Dive Brief:
- Santa Rosa County, Florida will resume its suspended recycling program following the adoption of a new contract with the Emerald Coast Utilities Authority (ECUA), as reported by the Navarre Press and Pensacola News Journal.
- The deal comes after ECUA terminated its previous recyclables processing agreement in April — five months before the contract's scheduled expiration in September — as a result of market volatility, forcing the county to landfill recyclables.
- Per the agreement, Santa Rosa County will transport approximately 4,000 tons of recyclables annually, with a maximum of 10,000 tons, to the ECUA MRF starting October 1, 2019 — at a projected cost of $321,000 per year.
Dive Insight:
According to Nathalie Bowers, ECUA's public information officer, the MRF operator requested to terminate its June 6, 2016 agreement with Santa Rosa County due to high contamination rates (30-38%) and a transportation charge in the existing contract. Its proposed replacement agreement — which had a fixed processing fee of $20 per ton — was approved by the Board of County Commissioners on April 25, 2019 and sent to ECUA for ratification.
ECUA's board, however, rejected the proposed contract on June 25, opting instead to present a sliding scale agreement — dependent on the average market value of commodities —with processing fees ranging from an estimated $10 to $56 per ton. Based on current average commodity values of $45 to $55 per ton, the county expects to pay a $46 to $56 processing fee. The authority also rejected the county's request to cancel the contract at any time or drop materials from the program.
ECUA is pursuing this new set of terms with all 13 of its clients, Bowers told Waste Dive.
"Most counties have responded favorably — they feel the change to a variable rate, rather than a fixed rate, is still more favorable than taking recyclables to landfill," she said. "The numbers will be different for each community — each has to deal with its own variables. But most of them are pretty receptive to changes in the contracts."

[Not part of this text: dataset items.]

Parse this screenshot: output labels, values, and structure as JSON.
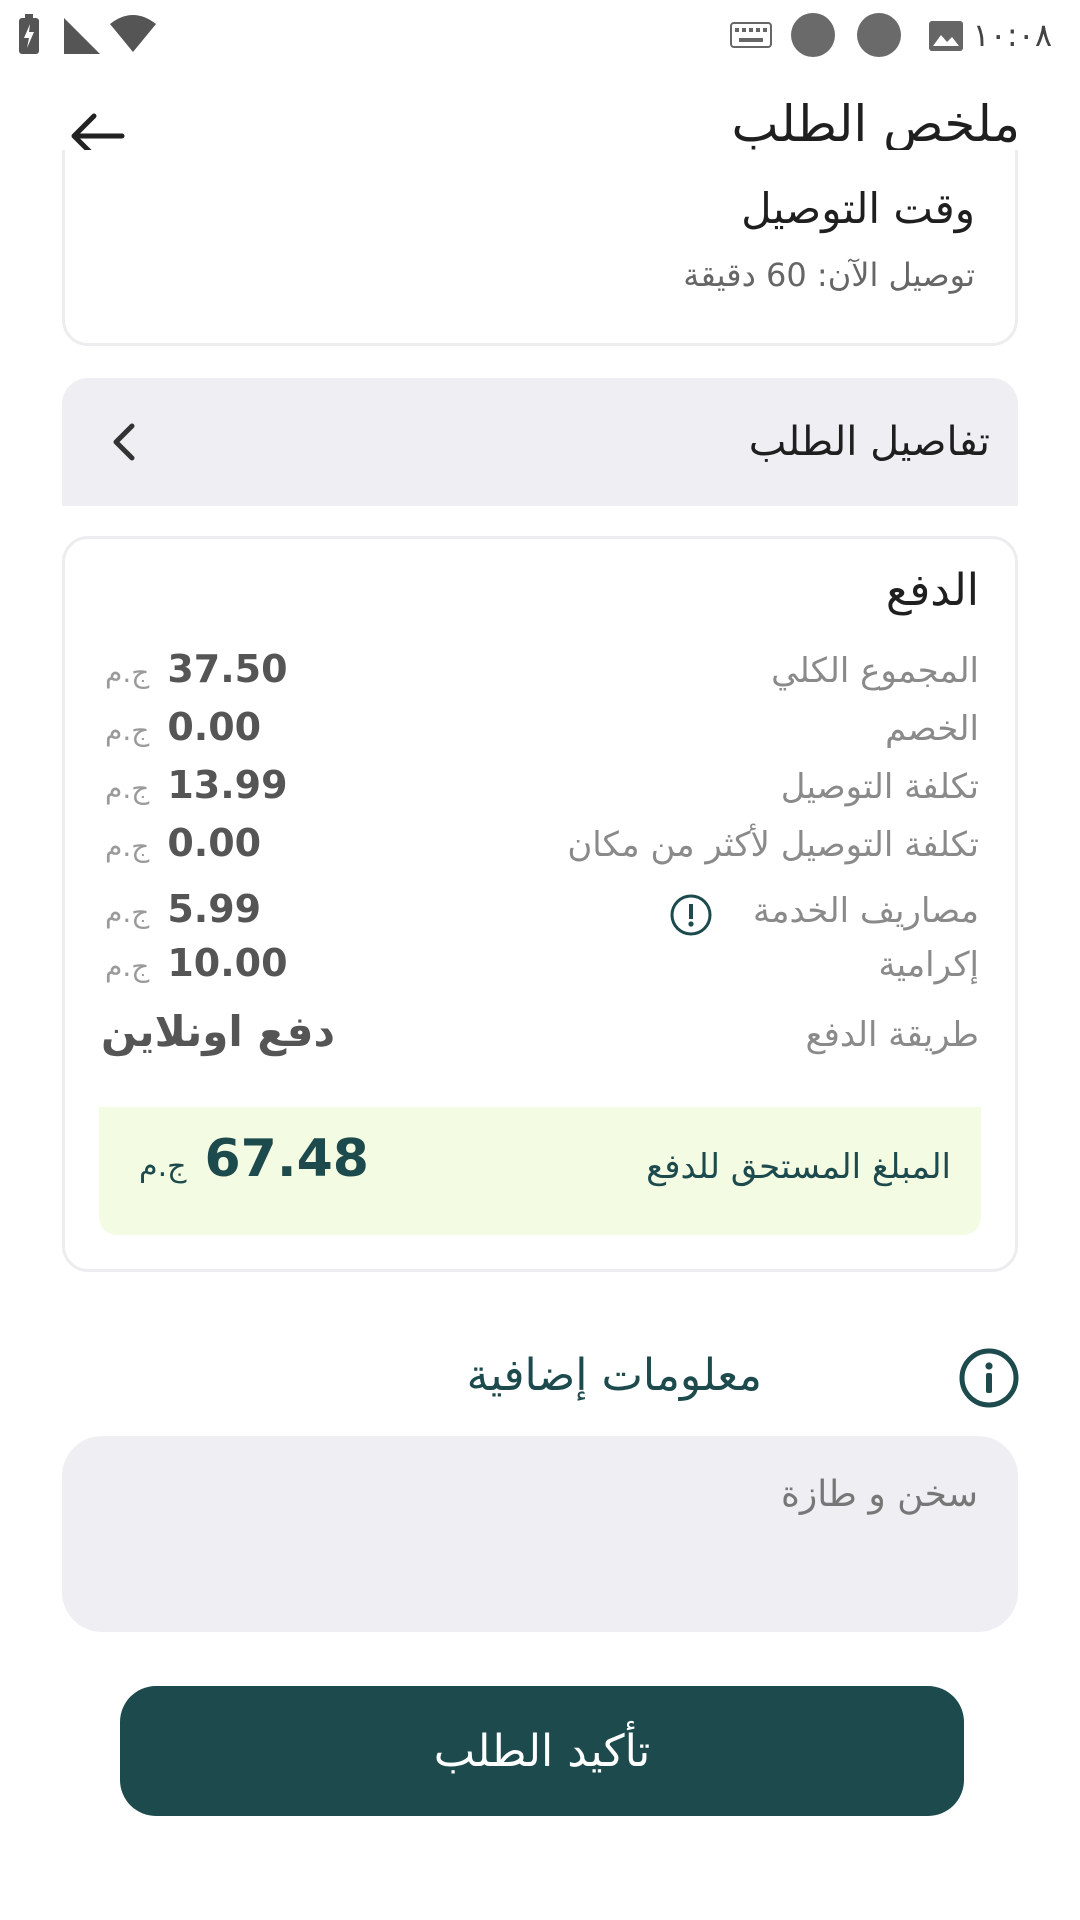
{
  "status_bar": {
    "time": "١٠:٠٨"
  },
  "header": {
    "title": "ملخص الطلب"
  },
  "delivery": {
    "title": "وقت التوصيل",
    "subtitle": "توصيل الآن: 60 دقيقة"
  },
  "order_details": {
    "label": "تفاصيل الطلب"
  },
  "payment": {
    "title": "الدفع",
    "currency": "ج.م",
    "rows": [
      {
        "label": "المجموع الكلي",
        "value": "37.50"
      },
      {
        "label": "الخصم",
        "value": "0.00"
      },
      {
        "label": "تكلفة التوصيل",
        "value": "13.99"
      },
      {
        "label": "تكلفة التوصيل لأكثر من مكان",
        "value": "0.00"
      },
      {
        "label": "مصاريف الخدمة",
        "value": "5.99"
      },
      {
        "label": "إكرامية",
        "value": "10.00"
      }
    ],
    "method_label": "طريقة الدفع",
    "method_value": "دفع اونلاين",
    "due_label": "المبلغ المستحق للدفع",
    "due_value": "67.48"
  },
  "extra_info": {
    "title": "معلومات إضافية",
    "note": "سخن و طازة"
  },
  "confirm_button": {
    "label": "تأكيد الطلب"
  },
  "colors": {
    "primary": "#1d4a4c",
    "due_bg": "#f3fbe3",
    "panel_bg": "#efeff3"
  }
}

Santa Rosa County is one of several Florida localities that have suspended or altered recycling programs in the wake of China's scrap import ban. Commissioners in Deltona voted in January to indefinitely halt the city's curbside program, and Pensacola was forced to landfill recyclables from September 2017 to July 2018 — a situation ultimately resolved by the approval of a new processing contract with ECUA.